This article has two sources. First, in 2005 the Church of England Bishops had just published their guidelines, ‘Advice to the Clergy,’ about the questions to put to couples coming to them for marriage in church, at least one of whom had been divorced. The then Bishop of Truro, the Rt. Revd. Bill Ind, invited me to talk to the diocesan clergy about these guidelines, and my comments to them are contained in this essay.

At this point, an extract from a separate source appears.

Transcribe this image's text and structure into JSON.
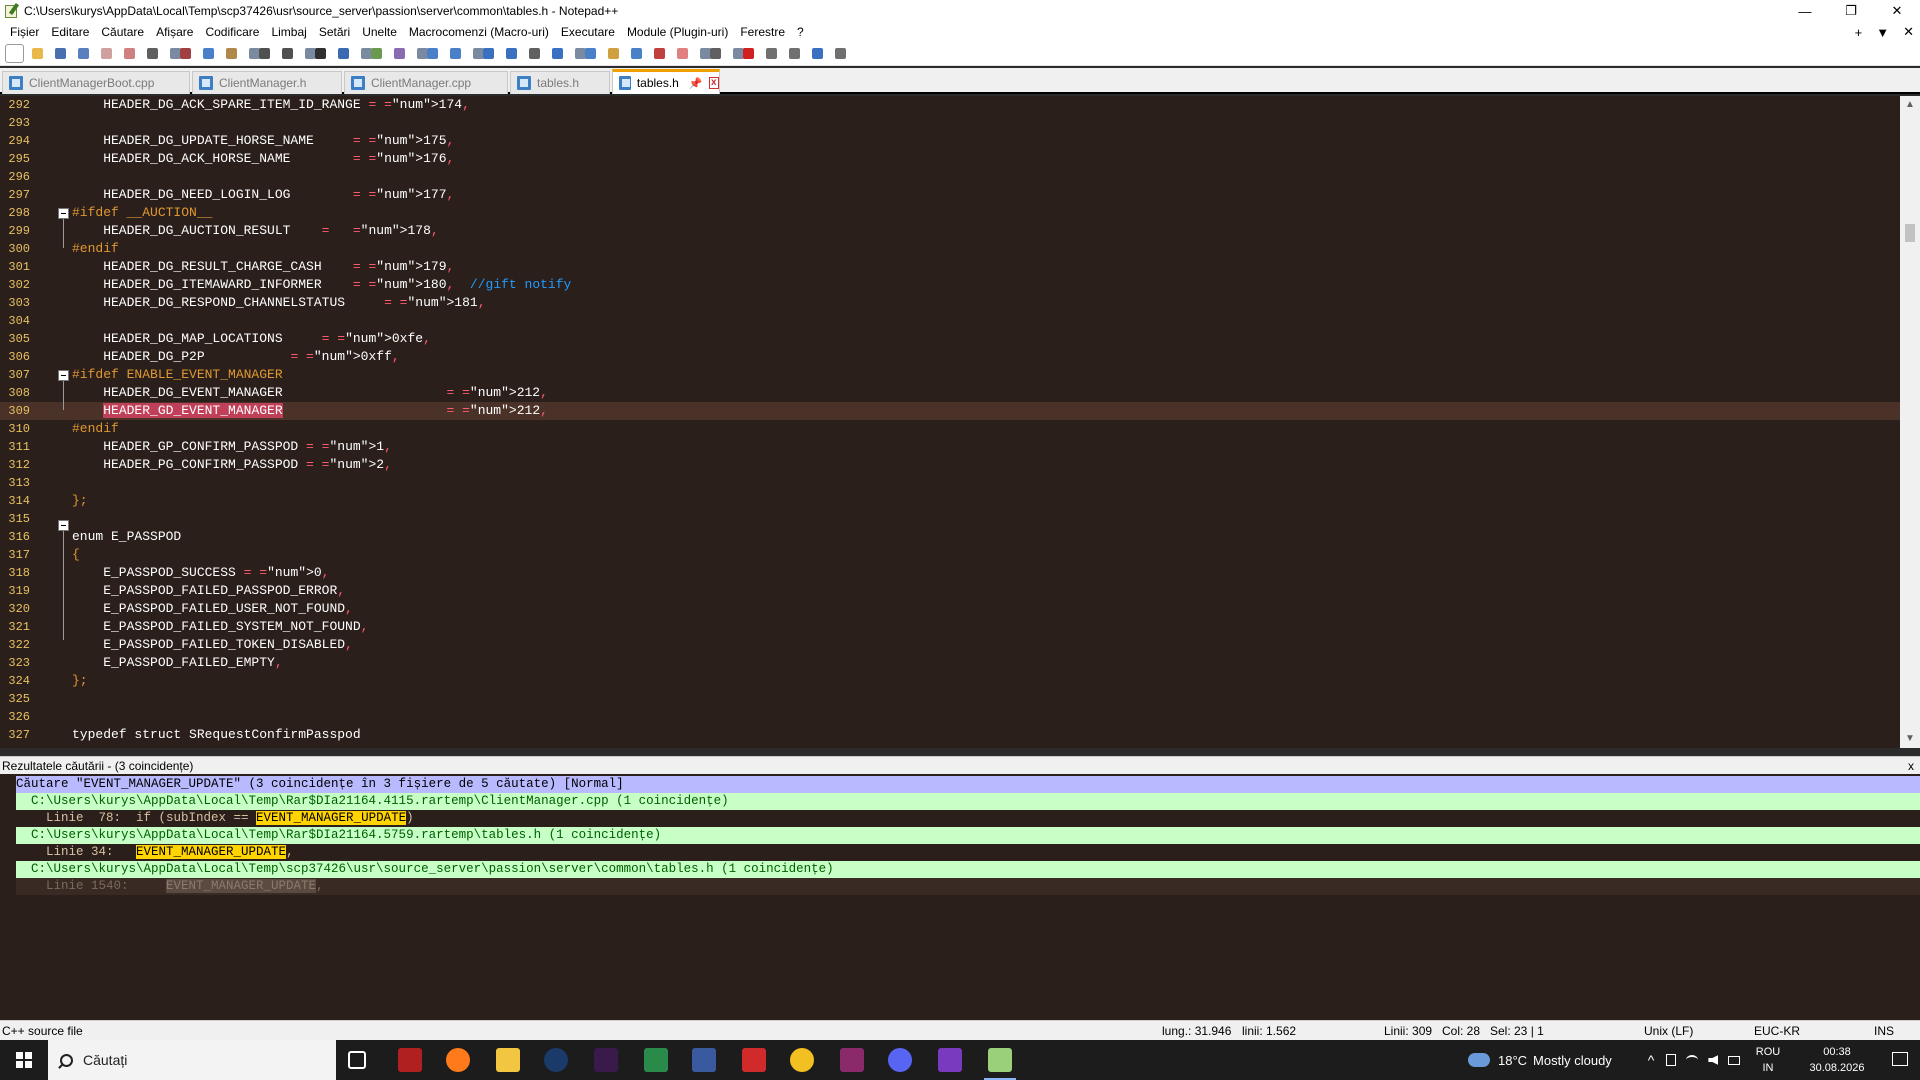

The second source is a conference on Divorce held in the Catholic University, Leuven, Belgium, in July 2005. I gave an Anglican perspective on what remains a vexed topic for the Roman Catholic tradition. The Prince of Wales and Mrs. Camilla Parker Bowles had been married in a civil ceremony in the same month. I refer to this. Afterwards the Archbishop of Canterbury conducted a service of blessing on their marriage, called ‘The Order for Prayer and Dedication after a Civil Marriage’. The European audience, almost entirely Roman Catholic, had watched the ceremony on television. Some of them felt that the Anglicans were dodging the issues raised by this marriage. Why were we prepared to bless a civil marriage, yet not to provide a marriage service? Was the blessing ‘really’ a marriage? The Royal Wedding greatly helped us to focus on the issues, and in the intervening years, they continue to cause anxieties, pastoral and theological.

The lecture finally appeared in Burggraeve,, ‘Marriage – Divorce – Remarriage’ (Leuven: Peeters, 2007).